Bruxelles – L’annunciata Alleanza industriale sui mini reattori nucleari dovrebbe essere lanciata ufficialmente dalla Commissione europea il prossimo 6 febbraio, quando il collegio presenterà anche la comunicazione sul target climatico intermedio al 2040. “Stiamo lavorando per fissare il nostro nuovo target climatico intermedio, daremo priorità alle energie rinnovabili ma avremo bisogno di tutte le altre tecnologie a basso contenuto di carbonio che possono aiutarci a tagliare le emissioni”, ha detto nei giorni scorsi la commissaria europea per l’Energia, Kadri Simson, partecipando a un panel del Forum Economico di Davos.
“Il target ambizioso che sarà presentato nelle prossime settimane sarà dunque accompagnato da una strategia industriale per la rimozione del carbonio e lanceremo l’alleanza industriale per i mini reattori nucleari (small modular reactors, SMR). Tutte queste tecnologie sono essenziali nel decennio oltre il 2030”, ha anticipato Simson. Secondo l’ultimo ordine del giorno del collegio dei commissari, il target climatico al 2040 è in agenda il 6 febbraio.
Di un’Alleanza industriale dell’Ue sui mini reattori nucleari si parla a Bruxelles ormai da mesi. La Commissione europea prende atto di un crescente interesse di diversi Stati membri per le tecnologie nucleari in alcuni Paesi dell’Ue e il loro potenziale ruolo per raggiungere gli obiettivi di neutralità climatica entro la metà del secolo e ha promesso il lancio di una vera alleanza con le parti industriali per sfruttarne a pieno il potenziale dei mini reattori nucleari. Secondo gli ultimi dati Eurostat disponibili, le centrali nucleari hanno generato circa il 21,8 per cento dell’elettricità totale prodotta nell’Ue nel 2022 ed erano 13 i Paesi con reattori operativi (Belgio, Bulgaria, Repubblica Ceca, Germania, Spagna, Francia, Ungheria, Paesi Bassi, Romania, Slovenia, Slovacchia, Finlandia e Svezia).

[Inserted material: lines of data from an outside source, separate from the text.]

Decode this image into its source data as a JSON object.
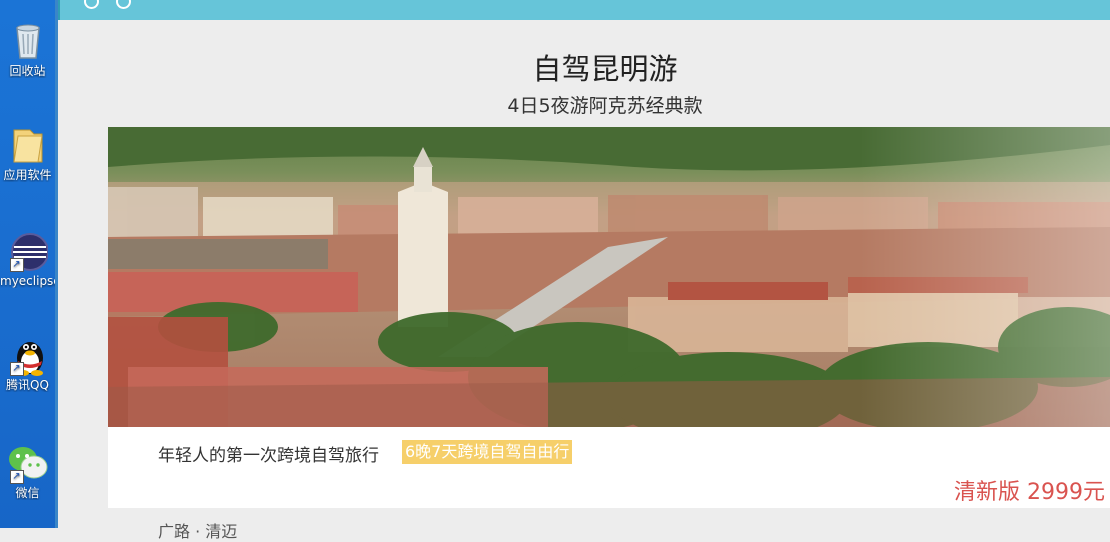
{
  "desktop": {
    "icons": [
      {
        "label": "回收站",
        "icon": "recycle-bin-icon"
      },
      {
        "label": "应用软件",
        "icon": "folder-icon"
      },
      {
        "label": "myeclipse...",
        "icon": "eclipse-icon"
      },
      {
        "label": "腾讯QQ",
        "icon": "qq-penguin-icon"
      },
      {
        "label": "微信",
        "icon": "wechat-icon"
      }
    ]
  },
  "page": {
    "title": "自驾昆明游",
    "subtitle": "4日5夜游阿克苏经典款",
    "hero_alt": "town-tilt-shift-photo",
    "tagline": "年轻人的第一次跨境自驾旅行",
    "badge": "6晚7天跨境自驾自由行",
    "price": "清新版 2999元",
    "cut_off_text": "广路 · 清迈"
  },
  "colors": {
    "topbar": "#66c5d9",
    "badge": "#f6cf6a",
    "price": "#d9534f",
    "desktop": "#1a6fd1"
  }
}
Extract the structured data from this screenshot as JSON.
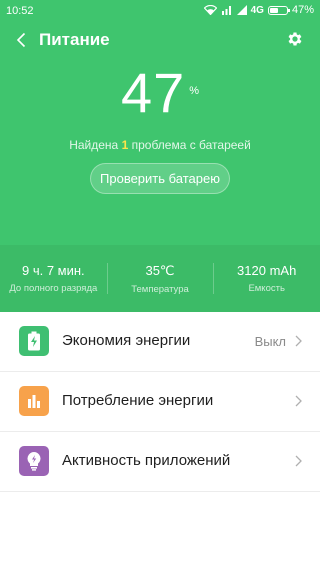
{
  "status_bar": {
    "time": "10:52",
    "network": "4G",
    "battery_percent": "47%",
    "battery_level": 0.47
  },
  "header": {
    "title": "Питание"
  },
  "battery": {
    "percent_value": "47",
    "percent_sign": "%",
    "problem_prefix": "Найдена",
    "problem_count": "1",
    "problem_suffix": "проблема с батареей",
    "check_button_label": "Проверить батарею"
  },
  "stats": [
    {
      "value": "9 ч. 7 мин.",
      "label": "До полного разряда"
    },
    {
      "value": "35℃",
      "label": "Температура"
    },
    {
      "value": "3120 mAh",
      "label": "Емкость"
    }
  ],
  "list": [
    {
      "label": "Экономия энергии",
      "value": "Выкл",
      "icon": "battery-saver-icon",
      "color": "#3fbf72"
    },
    {
      "label": "Потребление энергии",
      "value": "",
      "icon": "bar-chart-icon",
      "color": "#f7a24b"
    },
    {
      "label": "Активность приложений",
      "value": "",
      "icon": "lightbulb-icon",
      "color": "#9a63b4"
    }
  ],
  "colors": {
    "hero_green": "#3fc56e",
    "stats_green": "#3cbb67",
    "highlight_yellow": "#ffe54a"
  }
}
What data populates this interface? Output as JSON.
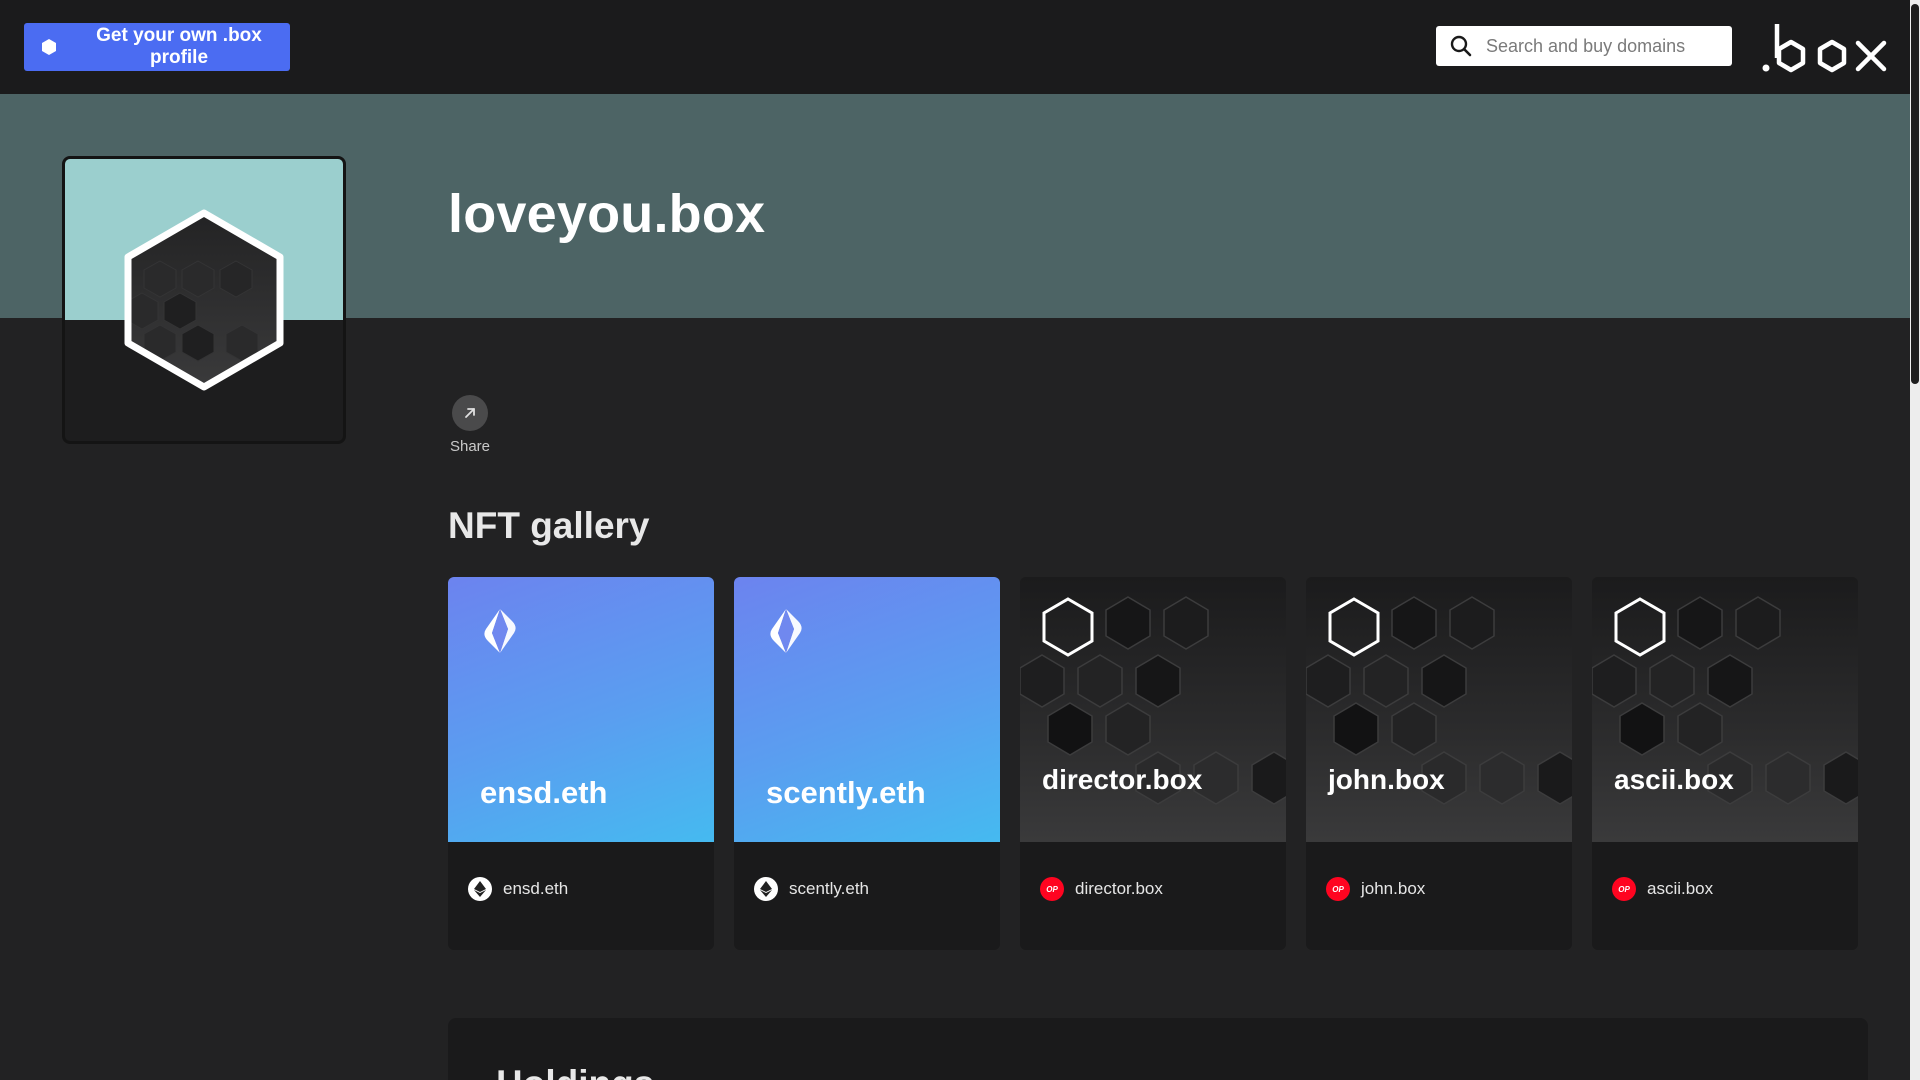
{
  "header": {
    "cta_label": "Get your own .box profile",
    "search_placeholder": "Search and buy domains",
    "logo_icon": "box-logo-icon"
  },
  "colors": {
    "accent": "#4b6cf2",
    "banner": "#4d6465",
    "avatar_bg": "#9bcfce",
    "page_bg": "#222223",
    "op_red": "#ff0420"
  },
  "profile": {
    "name": "loveyou.box",
    "share_label": "Share"
  },
  "gallery": {
    "title": "NFT gallery",
    "items": [
      {
        "title": "ensd.eth",
        "label": "ensd.eth",
        "chain_icon": "ethereum-icon",
        "art": "ens"
      },
      {
        "title": "scently.eth",
        "label": "scently.eth",
        "chain_icon": "ethereum-icon",
        "art": "ens"
      },
      {
        "title": "director.box",
        "label": "director.box",
        "chain_icon": "optimism-icon",
        "chain_text": "OP",
        "art": "box"
      },
      {
        "title": "john.box",
        "label": "john.box",
        "chain_icon": "optimism-icon",
        "chain_text": "OP",
        "art": "box"
      },
      {
        "title": "ascii.box",
        "label": "ascii.box",
        "chain_icon": "optimism-icon",
        "chain_text": "OP",
        "art": "box"
      }
    ]
  },
  "holdings": {
    "title": "Holdings"
  }
}
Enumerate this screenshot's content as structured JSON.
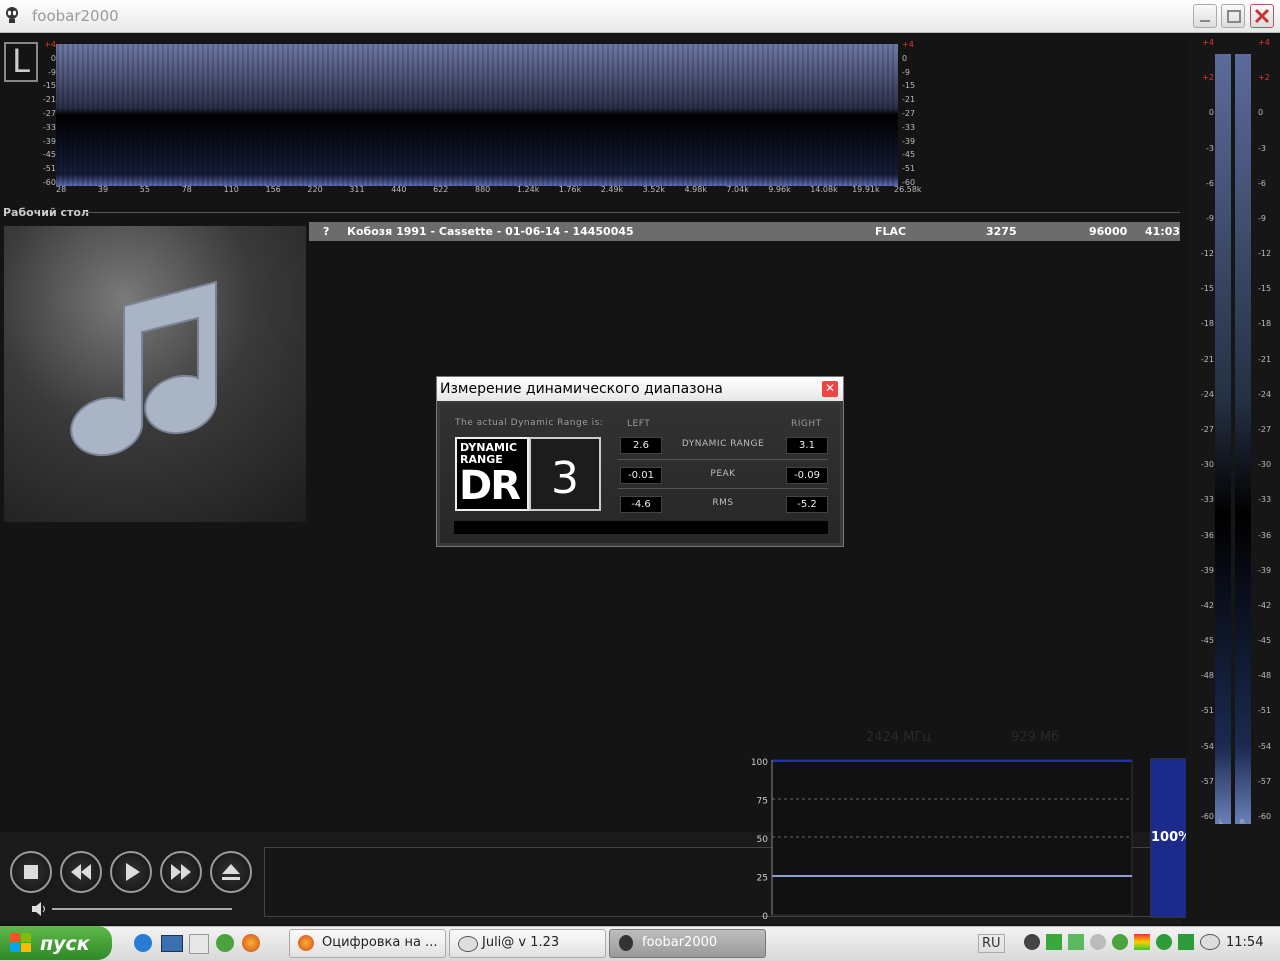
{
  "window": {
    "title": "foobar2000"
  },
  "spectrum": {
    "db_left": [
      "+4",
      "0",
      "-9",
      "-15",
      "-21",
      "-27",
      "-33",
      "-39",
      "-45",
      "-51",
      "-60"
    ],
    "db_right": [
      "+4",
      "0",
      "-9",
      "-15",
      "-21",
      "-27",
      "-33",
      "-39",
      "-45",
      "-51",
      "-60"
    ],
    "freq_labels": [
      "28",
      "39",
      "55",
      "78",
      "110",
      "156",
      "220",
      "311",
      "440",
      "622",
      "880",
      "1.24k",
      "1.76k",
      "2.49k",
      "3.52k",
      "4.98k",
      "7.04k",
      "9.96k",
      "14.08k",
      "19.91k",
      "26.58k"
    ],
    "channel_badge": "L"
  },
  "section": {
    "header": "Рабочий стол"
  },
  "playlist": {
    "rows": [
      {
        "status": "?",
        "title": "Кобозя 1991 - Cassette - 01-06-14 - 14450045",
        "codec": "FLAC",
        "bitrate": "3275",
        "samplerate": "96000",
        "duration": "41:03"
      }
    ]
  },
  "dialog": {
    "title": "Измерение динамического диапазона",
    "intro": "The actual Dynamic Range is:",
    "col_left": "LEFT",
    "col_right": "RIGHT",
    "logo_line1": "DYNAMIC",
    "logo_line2": "RANGE",
    "logo_big": "DR",
    "dr_value": "3",
    "rows": [
      {
        "label": "DYNAMIC RANGE",
        "left": "2.6",
        "right": "3.1"
      },
      {
        "label": "PEAK",
        "left": "-0.01",
        "right": "-0.09"
      },
      {
        "label": "RMS",
        "left": "-4.6",
        "right": "-5.2"
      }
    ]
  },
  "monitor": {
    "cpu": "2424 МГц",
    "mem": "929 Мб",
    "y_labels": [
      "100",
      "75",
      "50",
      "25",
      "0"
    ],
    "usage_percent": "100%",
    "usage_fraction": 1.0
  },
  "vu_meter": {
    "left_scale": [
      "+4",
      "+2",
      "0",
      "-3",
      "-6",
      "-9",
      "-12",
      "-15",
      "-18",
      "-21",
      "-24",
      "-27",
      "-30",
      "-33",
      "-36",
      "-39",
      "-42",
      "-45",
      "-48",
      "-51",
      "-54",
      "-57",
      "-60"
    ],
    "right_scale": [
      "+4",
      "+2",
      "0",
      "-3",
      "-6",
      "-9",
      "-12",
      "-15",
      "-18",
      "-21",
      "-24",
      "-27",
      "-30",
      "-33",
      "-36",
      "-39",
      "-42",
      "-45",
      "-48",
      "-51",
      "-54",
      "-57",
      "-60"
    ],
    "ch_left": "L",
    "ch_right": "R"
  },
  "taskbar": {
    "start_label": "пуск",
    "tasks": [
      {
        "label": "Оцифровка на ...",
        "icon": "firefox-icon"
      },
      {
        "label": "Juli@ v 1.23",
        "icon": "esi-icon"
      },
      {
        "label": "foobar2000",
        "icon": "foobar-icon"
      }
    ],
    "lang": "RU",
    "clock": "11:54"
  },
  "colors": {
    "background": "#141414",
    "accent_blue": "#1c2a8c",
    "playlist_row": "#6c6c6c",
    "start_green": "#3a9a2e"
  }
}
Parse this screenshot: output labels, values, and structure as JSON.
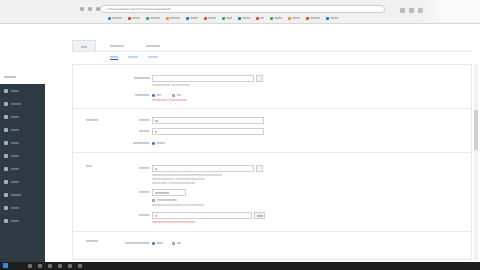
{
  "browser": {
    "url": "...cn/xxxxxxx/index.php?s=/xxxxx/xxxx/goods/edit",
    "bookmarks": [
      {
        "label": "XXXXX",
        "color": "#3b82c4"
      },
      {
        "label": "XXXX",
        "color": "#d94b3f"
      },
      {
        "label": "XXXXX",
        "color": "#3aa757"
      },
      {
        "label": "XXXXX",
        "color": "#e59b2b"
      },
      {
        "label": "XXXX",
        "color": "#2d6fc8"
      },
      {
        "label": "XXXX",
        "color": "#d94b3f"
      },
      {
        "label": "XXX",
        "color": "#3aa757"
      },
      {
        "label": "XXXX",
        "color": "#2d6fc8"
      },
      {
        "label": "XX",
        "color": "#d94b3f"
      },
      {
        "label": "XXXX",
        "color": "#3aa757"
      },
      {
        "label": "XXXX",
        "color": "#e59b2b"
      },
      {
        "label": "XXXXX",
        "color": "#d94b3f"
      },
      {
        "label": "XXXX",
        "color": "#2d6fc8"
      }
    ]
  },
  "sidebar": {
    "brand": "XXXXXX",
    "items": [
      {
        "label": "XXXX",
        "icon": "order-icon"
      },
      {
        "label": "XXXXX",
        "icon": "user-icon"
      },
      {
        "label": "XXXX",
        "icon": "store-icon"
      },
      {
        "label": "XXXX",
        "icon": "goods-icon"
      },
      {
        "label": "XXXX",
        "icon": "marketing-icon"
      },
      {
        "label": "XXXX",
        "icon": "finance-icon"
      },
      {
        "label": "XXXX",
        "icon": "data-icon"
      },
      {
        "label": "XXXX",
        "icon": "content-icon"
      },
      {
        "label": "XXXXX",
        "icon": "plugin-icon"
      },
      {
        "label": "XXXX",
        "icon": "system-icon"
      },
      {
        "label": "XXXX",
        "icon": "setting-icon"
      }
    ]
  },
  "tabs": [
    "XXX",
    "XXXXXXX",
    "XXXXXXX"
  ],
  "subtabs": [
    "XXXX",
    "XXXXX",
    "XXXXX"
  ],
  "form": {
    "top_field_label": "XXXXXXXX",
    "top_hint": "XXXXXXXXXXX, XXXXXXXXXXX",
    "show_label": "XXXXXXX:",
    "show_options": [
      "XX",
      "XX"
    ],
    "show_hint_red": "XXXXXXXXX, XXXXXXXXXXX",
    "section_stock": "XXXXXX",
    "stock_label": "XXXXX:",
    "stock_value": "10",
    "warn_label": "XXXXX:",
    "warn_value": "0",
    "deduct_label": "XXXXXXXX:",
    "deduct_options": [
      "XXXX"
    ],
    "section_price": "XXX",
    "price_label": "XXXXX:",
    "price_value": "0",
    "price_hint": "XXXXXXXXXXXXXXXXXXXXXXXXXXXXXXXXXXXXXXXXXX",
    "price_hint2": "XXXXXXXXXXXXX, XXXXXXXXXXXXXXXXXX",
    "price_hint3": "XXXXXXXXX, XXXXXXXXXXXXXXXX",
    "cost_label": "XXXXX:",
    "cost_value": "XXXXXXX",
    "cost_option": "XXXXXXXXXX",
    "cost_hint": "XXXXXXXXXXXXXXXXXXXXXXXXXXXXXXX",
    "template_label": "XXXXX:",
    "template_value": "X",
    "template_btn": "XXX",
    "template_hint_red": "XXXXXXXXXXXXXXXXXXXXXXXXXX",
    "section_other": "XXXXXX",
    "other_label": "XXXXXXXXXXXX:",
    "other_options": [
      "XXX",
      "XX"
    ]
  }
}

I piccoli reattori modulari (small modular reactors) sono reattori nucleari più piccoli sia in termini di potenza sia di dimensioni fisiche, rispetto alle centrali tradizionali su scala gigawatt, con una potenza compresa tra 10 e 300 MegaWatt. Si basano su tecnologie esistenti e sono progettati per essere costruiti in fabbrica in forma modulare standard e il loro vantaggio principale è che possono essere assemblati in fabbrica e poi spediti e installati sul posto, quindi anche in aree remote con capacità di rete limitata o in aree in cui l’uso di grandi centrali nucleari tradizionali non è possibile.
Questa tipologia di reattori utilizza reazioni di fissione nucleare per creare calore che può essere utilizzato direttamente o per generare elettricità e sono di recente tornati al centro del dibattito politico in Ue nel pieno della crisi energetica con la Russia e nel tentativo di diversificare le fonti di approvvigionamento. Da qui al 2050 l’Unione europea stima di dover investire tra 350 e 450 miliardi di euro in nuova capacità nucleare per sostituire le unità dismesse e mantenere più o meno la stessa capacità di produzione di oggi. Un rinnovato interesse da parte di molti Stati membri, compresa l’Italia, che si sta affermando in particolare dall’inizio della guerra di aggressione della Russia ai danni dell’Ucraina e per la necessità di affrancarsi dalle importazioni energetiche da Mosca.